氏は記事を12項目に分類して、内容を分析しながら紹介した。項目順位は、恣意的とのこと。沢山の幅広い記事からだけに記憶に残った印象はこのようであった。ドの名前はフランスに関する記事のなかに多くみられた。大半は作家のサガンが読んでいた。政治家か俳優が『罪と罰』を口にした。「メグレ警視」の作者シムノンが幼少時代にドストエフスキーを愛読していた、といった類のものだった。豊富に例をあげられたのは、トルストイとの比較である。トルストイは常に「偉大な」という代名詞がつくが、ドストエフスキーは天才的・古典的といった総称。しかも単独で記事になることはあまりなく、チェーホフ、ゴーゴリたちロシア作家の一人として名を連ねることが多い。新聞が「平均的な水準」つまり大衆紙という性格からか、かなり砕けた登用もあった。作品名やシベリヤ流刑の影響からか、塀の中を体験した作家と呼ばれている。日本でいえば『塀の中の懲りない面々』を書いた安部譲二か。

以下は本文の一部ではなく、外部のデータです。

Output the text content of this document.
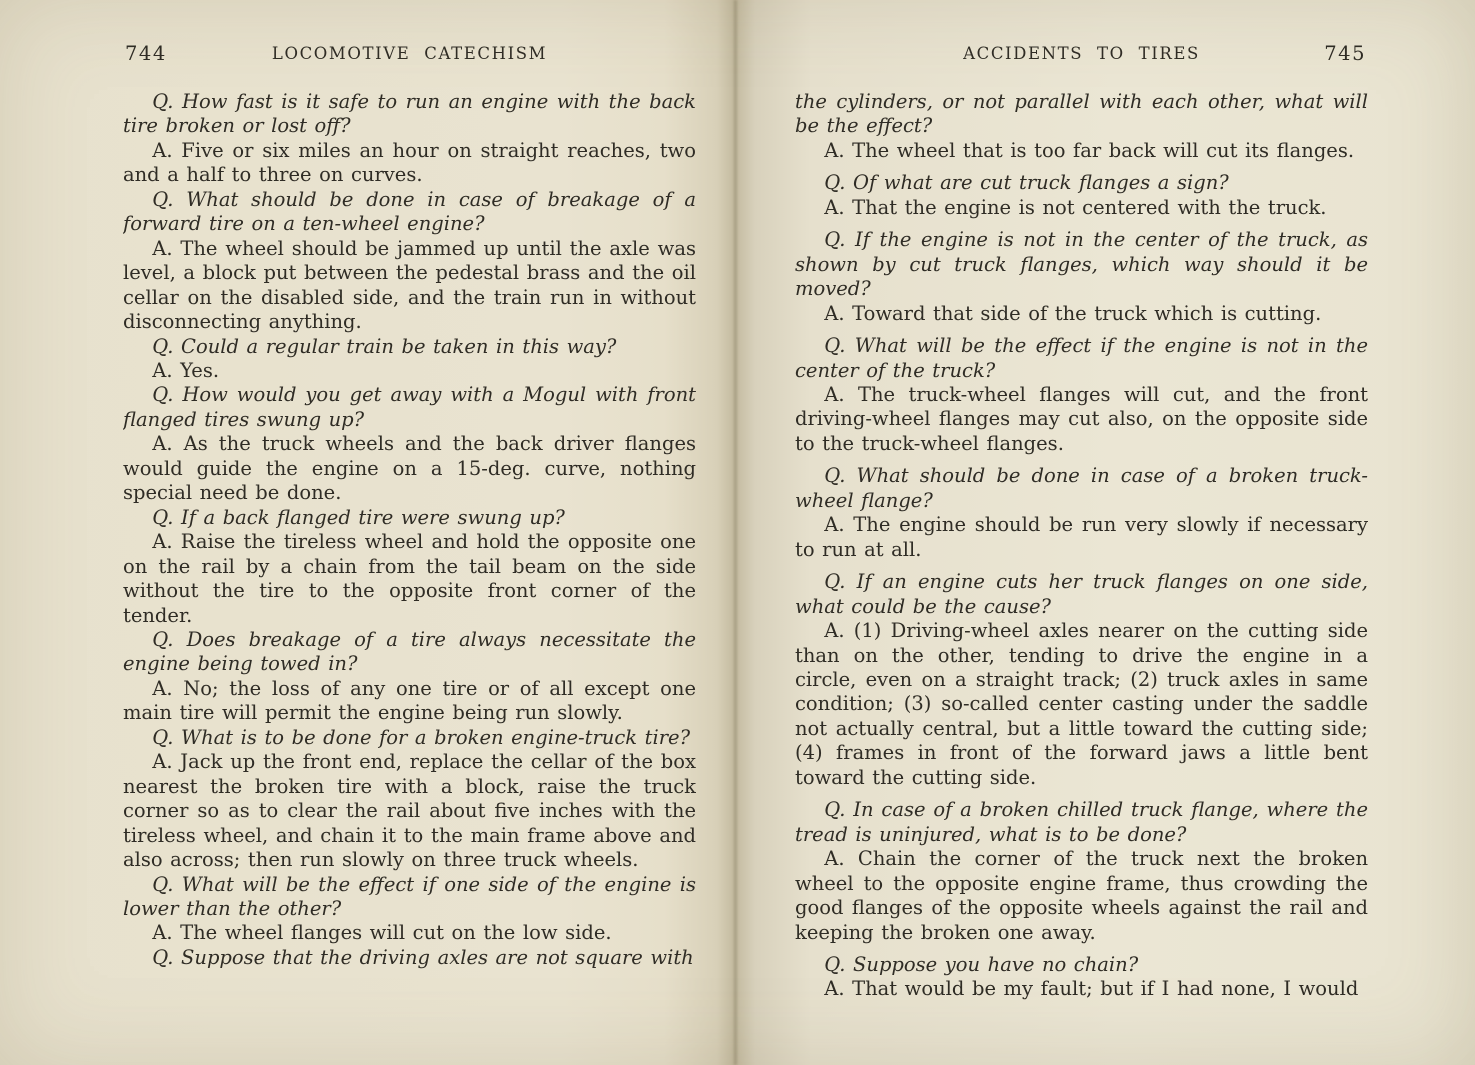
744	LOCOMOTIVE CATECHISM

Q. How fast is it safe to run an engine with the back tire broken or lost off?

A. Five or six miles an hour on straight reaches, two and a half to three on curves.

Q. What should be done in case of breakage of a forward tire on a ten-wheel engine?

A. The wheel should be jammed up until the axle was level, a block put between the pedestal brass and the oil cellar on the disabled side, and the train run in without disconnecting anything.

Q. Could a regular train be taken in this way?

A. Yes.

Q. How would you get away with a Mogul with front flanged tires swung up?

A. As the truck wheels and the back driver flanges would guide the engine on a 15-deg. curve, nothing special need be done.

Q. If a back flanged tire were swung up?

A. Raise the tireless wheel and hold the opposite one on the rail by a chain from the tail beam on the side without the tire to the opposite front corner of the tender.

Q. Does breakage of a tire always necessitate the engine being towed in?

A. No; the loss of any one tire or of all except one main tire will permit the engine being run slowly.

Q. What is to be done for a broken engine-truck tire?

A. Jack up the front end, replace the cellar of the box nearest the broken tire with a block, raise the truck corner so as to clear the rail about five inches with the tireless wheel, and chain it to the main frame above and also across; then run slowly on three truck wheels.

Q. What will be the effect if one side of the engine is lower than the other?

A. The wheel flanges will cut on the low side.

Q. Suppose that the driving axles are not square with

ACCIDENTS TO TIRES	745

the cylinders, or not parallel with each other, what will be the effect?

A. The wheel that is too far back will cut its flanges.

Q. Of what are cut truck flanges a sign?

A. That the engine is not centered with the truck.

Q. If the engine is not in the center of the truck, as shown by cut truck flanges, which way should it be moved?

A. Toward that side of the truck which is cutting.

Q. What will be the effect if the engine is not in the center of the truck?

A. The truck-wheel flanges will cut, and the front driving-wheel flanges may cut also, on the opposite side to the truck-wheel flanges.

Q. What should be done in case of a broken truck-wheel flange?

A. The engine should be run very slowly if necessary to run at all.

Q. If an engine cuts her truck flanges on one side, what could be the cause?

A. (1) Driving-wheel axles nearer on the cutting side than on the other, tending to drive the engine in a circle, even on a straight track; (2) truck axles in same condition; (3) so-called center casting under the saddle not actually central, but a little toward the cutting side; (4) frames in front of the forward jaws a little bent toward the cutting side.

Q. In case of a broken chilled truck flange, where the tread is uninjured, what is to be done?

A. Chain the corner of the truck next the broken wheel to the opposite engine frame, thus crowding the good flanges of the opposite wheels against the rail and keeping the broken one away.

Q. Suppose you have no chain?

A. That would be my fault; but if I had none, I would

『死の家の記録』からは、『網走番外地』的雰囲気が伝わってくる。(健さんのように恰好いいと思われているのか?!)それに賭博といえばドストエフスキー、ドストエフスキーといえば賭博。そんな連想が浸透しているという。現にペテルブルグには何と賭博クラブ「ドストエフスキー」という店があったという。観光ルートでは知り得ぬところか。いずれにせよ、時評文脈が多い日本のドストエフスキー観とは大分異なるようだ。項目のなかに「武道家とドストエフスキー」というのがあった。記事は、目下ドストエフスキー作品を読書中だというレスラーへのインタビュー。もう一つは、空手の心得のある彫刻家が、地下鉄でガラの悪そうな男たちに絡まれた時に読んでいたのが「作家の日記」だった、というもの。このような場合、日本だったら新聞は、レスラーと彫刻家を人間心理を探究する有識者として持ち上げるだろう。が、ロシア新聞の印象からは、伝わってこない。

いずれにせよ報告は、日本国内でのドストエフスキー評価しか知らないドストエフスキー読者にとっては、少なからずカルチャーショックを受けるものだった。そのせいか質疑応答も戸惑いがみられた。こんな体験者もいた。二人のロシア人と話をしたとき、トルストイやチェーホフの話まではよかったが、ドストエフスキーをもちだしたら、二人とも急に怒りだした。この話を聞いて、数年前だが私の知人がロシア大使館職員から聞いたドの話を思い出した。なぜか文豪を(女好き、賭博狂と)おとしめるものだったらしい。

今報告の現代ロシアの新聞紹介は、報道において日本とロシアのドストエフスキー観の違いであった。1991年のソ連邦崩壊から20余年だが、いまだロシアでは、ドストエフスキーは反革命作家のまま、そんな印象を得た。最後に、そうした新聞の記事事情について報告者の桜井氏は「『悪霊』を書いた作家ということが起因しているのでは」と結んだ。いろいろなことを考えさせられた報告だった。